How Guns Helped Secure Civil Rights and Expand Liberty
Firearms played a key role in the Civil Rights Movement.
Yesterday's brutal shootings in San Bernardino, California, have reignited America's long-running debate over guns. Much of that debate is currently focused on violent criminal acts committed with the help of firearms. That focus is understandable in the aftermath of this horrific event. But it's important to remember that firearms routinely serve noble purposes as well. For example, guns played a key role in the Civil Rights Movement and its long campaign to achieve racial equality. To illustrate that point, here are three stories from the Reason archives that discuss the ways in which privately owned guns helped to expand freedom and secure civil rights for countless numbers of black Americans.

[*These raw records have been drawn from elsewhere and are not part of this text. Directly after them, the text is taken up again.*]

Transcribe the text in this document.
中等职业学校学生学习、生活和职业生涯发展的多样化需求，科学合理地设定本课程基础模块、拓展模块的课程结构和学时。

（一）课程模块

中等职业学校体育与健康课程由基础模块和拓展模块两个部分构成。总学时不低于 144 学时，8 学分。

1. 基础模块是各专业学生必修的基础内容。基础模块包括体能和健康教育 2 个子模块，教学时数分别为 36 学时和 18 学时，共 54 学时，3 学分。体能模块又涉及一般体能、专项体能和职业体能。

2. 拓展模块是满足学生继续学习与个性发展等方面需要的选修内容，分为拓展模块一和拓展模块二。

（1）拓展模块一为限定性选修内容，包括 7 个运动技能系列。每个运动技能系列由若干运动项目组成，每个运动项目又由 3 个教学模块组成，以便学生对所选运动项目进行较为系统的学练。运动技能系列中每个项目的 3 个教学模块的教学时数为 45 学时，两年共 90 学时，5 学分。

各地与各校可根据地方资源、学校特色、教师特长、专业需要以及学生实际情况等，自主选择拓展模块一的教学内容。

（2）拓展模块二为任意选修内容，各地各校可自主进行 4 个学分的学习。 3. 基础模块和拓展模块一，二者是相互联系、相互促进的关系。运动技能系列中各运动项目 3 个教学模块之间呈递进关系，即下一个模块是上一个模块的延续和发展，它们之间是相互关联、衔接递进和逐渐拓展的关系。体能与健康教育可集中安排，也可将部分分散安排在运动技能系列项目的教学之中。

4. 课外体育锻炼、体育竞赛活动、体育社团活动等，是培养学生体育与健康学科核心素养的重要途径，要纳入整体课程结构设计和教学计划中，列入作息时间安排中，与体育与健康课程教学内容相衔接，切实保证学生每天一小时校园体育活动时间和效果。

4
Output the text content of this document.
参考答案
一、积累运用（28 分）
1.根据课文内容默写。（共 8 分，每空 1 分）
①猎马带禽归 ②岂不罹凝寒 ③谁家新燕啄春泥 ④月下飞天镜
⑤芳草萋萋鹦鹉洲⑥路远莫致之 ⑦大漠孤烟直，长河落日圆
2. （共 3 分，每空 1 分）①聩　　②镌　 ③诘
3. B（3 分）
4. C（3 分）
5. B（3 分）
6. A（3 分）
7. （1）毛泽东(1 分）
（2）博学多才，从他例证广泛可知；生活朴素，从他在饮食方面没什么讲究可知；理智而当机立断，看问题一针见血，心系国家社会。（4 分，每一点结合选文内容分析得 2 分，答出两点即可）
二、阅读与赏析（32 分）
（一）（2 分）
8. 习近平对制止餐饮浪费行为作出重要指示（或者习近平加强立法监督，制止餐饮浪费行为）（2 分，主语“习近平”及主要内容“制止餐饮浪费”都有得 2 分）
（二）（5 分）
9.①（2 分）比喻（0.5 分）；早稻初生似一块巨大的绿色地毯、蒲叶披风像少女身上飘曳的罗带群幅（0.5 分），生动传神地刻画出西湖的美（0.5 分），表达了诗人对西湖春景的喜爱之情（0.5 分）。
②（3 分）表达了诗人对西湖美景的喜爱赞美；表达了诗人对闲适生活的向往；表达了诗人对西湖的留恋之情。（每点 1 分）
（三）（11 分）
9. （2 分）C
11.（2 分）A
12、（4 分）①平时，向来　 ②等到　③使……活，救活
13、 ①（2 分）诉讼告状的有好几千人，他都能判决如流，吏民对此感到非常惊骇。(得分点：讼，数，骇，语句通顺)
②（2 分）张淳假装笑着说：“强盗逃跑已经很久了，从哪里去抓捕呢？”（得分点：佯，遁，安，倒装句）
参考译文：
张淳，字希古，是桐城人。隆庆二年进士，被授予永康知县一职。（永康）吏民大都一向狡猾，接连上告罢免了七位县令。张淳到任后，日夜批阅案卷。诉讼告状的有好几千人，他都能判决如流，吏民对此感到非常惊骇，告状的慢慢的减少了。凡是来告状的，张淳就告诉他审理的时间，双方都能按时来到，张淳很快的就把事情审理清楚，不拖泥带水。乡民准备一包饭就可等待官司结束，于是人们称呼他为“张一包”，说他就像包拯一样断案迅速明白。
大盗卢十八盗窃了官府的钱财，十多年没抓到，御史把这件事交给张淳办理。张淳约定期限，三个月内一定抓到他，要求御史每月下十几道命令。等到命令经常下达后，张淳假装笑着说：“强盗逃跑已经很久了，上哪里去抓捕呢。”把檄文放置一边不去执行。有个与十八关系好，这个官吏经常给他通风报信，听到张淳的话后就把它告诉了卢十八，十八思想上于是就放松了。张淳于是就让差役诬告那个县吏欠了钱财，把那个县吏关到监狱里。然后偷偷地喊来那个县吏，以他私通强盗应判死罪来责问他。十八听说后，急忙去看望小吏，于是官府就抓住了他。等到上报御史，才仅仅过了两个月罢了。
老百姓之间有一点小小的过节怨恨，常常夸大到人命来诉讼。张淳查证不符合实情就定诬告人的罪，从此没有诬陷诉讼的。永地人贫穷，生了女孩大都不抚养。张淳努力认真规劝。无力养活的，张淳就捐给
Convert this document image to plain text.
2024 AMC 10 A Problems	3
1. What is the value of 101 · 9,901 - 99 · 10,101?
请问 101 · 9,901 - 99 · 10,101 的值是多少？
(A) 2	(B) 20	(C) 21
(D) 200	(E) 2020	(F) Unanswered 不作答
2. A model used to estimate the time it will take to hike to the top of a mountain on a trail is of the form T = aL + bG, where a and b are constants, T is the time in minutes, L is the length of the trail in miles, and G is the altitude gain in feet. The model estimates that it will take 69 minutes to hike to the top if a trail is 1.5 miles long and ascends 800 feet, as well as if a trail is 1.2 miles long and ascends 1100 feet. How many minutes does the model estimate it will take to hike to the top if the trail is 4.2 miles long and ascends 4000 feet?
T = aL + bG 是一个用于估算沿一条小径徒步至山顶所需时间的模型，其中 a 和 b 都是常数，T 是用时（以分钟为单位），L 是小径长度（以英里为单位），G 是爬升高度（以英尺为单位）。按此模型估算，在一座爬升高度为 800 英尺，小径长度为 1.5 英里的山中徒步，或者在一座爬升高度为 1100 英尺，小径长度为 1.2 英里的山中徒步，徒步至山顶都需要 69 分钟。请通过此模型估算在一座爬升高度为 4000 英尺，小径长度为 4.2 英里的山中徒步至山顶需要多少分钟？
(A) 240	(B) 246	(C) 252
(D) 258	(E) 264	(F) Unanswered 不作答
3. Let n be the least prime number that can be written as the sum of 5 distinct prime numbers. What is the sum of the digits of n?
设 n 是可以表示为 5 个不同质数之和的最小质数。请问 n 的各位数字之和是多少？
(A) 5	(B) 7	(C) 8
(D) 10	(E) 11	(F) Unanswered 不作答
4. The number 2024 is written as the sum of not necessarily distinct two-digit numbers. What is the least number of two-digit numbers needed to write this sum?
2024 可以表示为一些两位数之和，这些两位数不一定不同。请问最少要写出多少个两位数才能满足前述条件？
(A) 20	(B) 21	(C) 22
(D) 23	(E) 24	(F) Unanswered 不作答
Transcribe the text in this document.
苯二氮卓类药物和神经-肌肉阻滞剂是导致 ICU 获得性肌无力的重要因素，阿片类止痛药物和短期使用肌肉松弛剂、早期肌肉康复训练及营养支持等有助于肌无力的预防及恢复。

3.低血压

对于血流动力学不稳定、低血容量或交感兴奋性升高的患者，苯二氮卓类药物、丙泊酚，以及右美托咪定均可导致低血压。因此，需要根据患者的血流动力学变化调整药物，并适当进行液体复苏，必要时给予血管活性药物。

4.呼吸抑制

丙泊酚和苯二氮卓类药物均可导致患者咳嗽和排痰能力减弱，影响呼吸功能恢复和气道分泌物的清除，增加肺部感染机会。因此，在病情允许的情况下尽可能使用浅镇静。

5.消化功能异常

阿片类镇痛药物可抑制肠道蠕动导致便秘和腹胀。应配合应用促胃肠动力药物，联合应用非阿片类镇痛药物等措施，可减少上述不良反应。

[A] vast number of nonviolent civil rights activists either carried arms themselves or were surrounded by others who did, including Rosa Parks, who described her dinner table "covered with guns" at a typical strategy session in her home, and Daisy Bates, "the first lady of Little Rock," who played a pivotal role in the famous battle to integrate her city's Central High School. Thurgood Marshall, who stayed with Bates in 1957 while litigating the Central High case, called her residence "an armed camp." Bates herself packed a .45 automatic pistol.
Indeed, from the time of Frederick Douglass, who called a "good revolver" the "true remedy for the Fugitive Slave Bill," to that of civil rights icon Fannie Lou Hamer, who braved the worst of 20th century Jim Crow and declared, "I keep a shotgun in every corner of my bedroom," armed self-defense has always gone hand in hand with the fight for racial equality in America.
"I'm alive today because of the Second Amendment and the natural right to keep and bear arms," declared John R. Salter Jr., one of the organizers of the famous non-violent sit-ins against segregated lunch counters in Jackson, Mississippi. Writing in 1994, Salter noted that he always "traveled armed" while working as a civil rights organizer in the Deep South. "Like a martyred friend of mine, NAACP staffer Medgar W. Evers, I, too, was on many Klan death lists and I, too, traveled armed: a .38 special Smith and Wesson revolver and a 44/40 Winchester carbine," Salter wrote. "The knowledge that I had these weapons and was willing to use them kept enemies at bay."
Mississippi doctor, entrepreneur, and civil rights activist T.R.M. Howard saw no reason to separate the struggle for racial equality from the case for armed self-defense. A founder of the pioneering Regional Council of Negro Leadership and a longtime ally of the NAACP, Howard acted as unofficial head of security during the highly publicized murder trial that followed the death of Emmett Till—a 14-year-old African American savagely murdered in 1955 for whistling at a white woman. Among other duties, Howard transported Till's grieving mother, Ebony reporter Clyde Murdock, Rep. Charles Diggs (D-Mich.), and others who gathered to observe the trial to and from the courthouse each day in a heavily-armed caravan. Back at his large, lavishly provisioned home, Howard slept with a Thompson submachine gun at the foot of his bed. Like [Frederick] Douglass before him, Howard understood all too well the deep ties between the white supremacist regime and a disarmed black populace.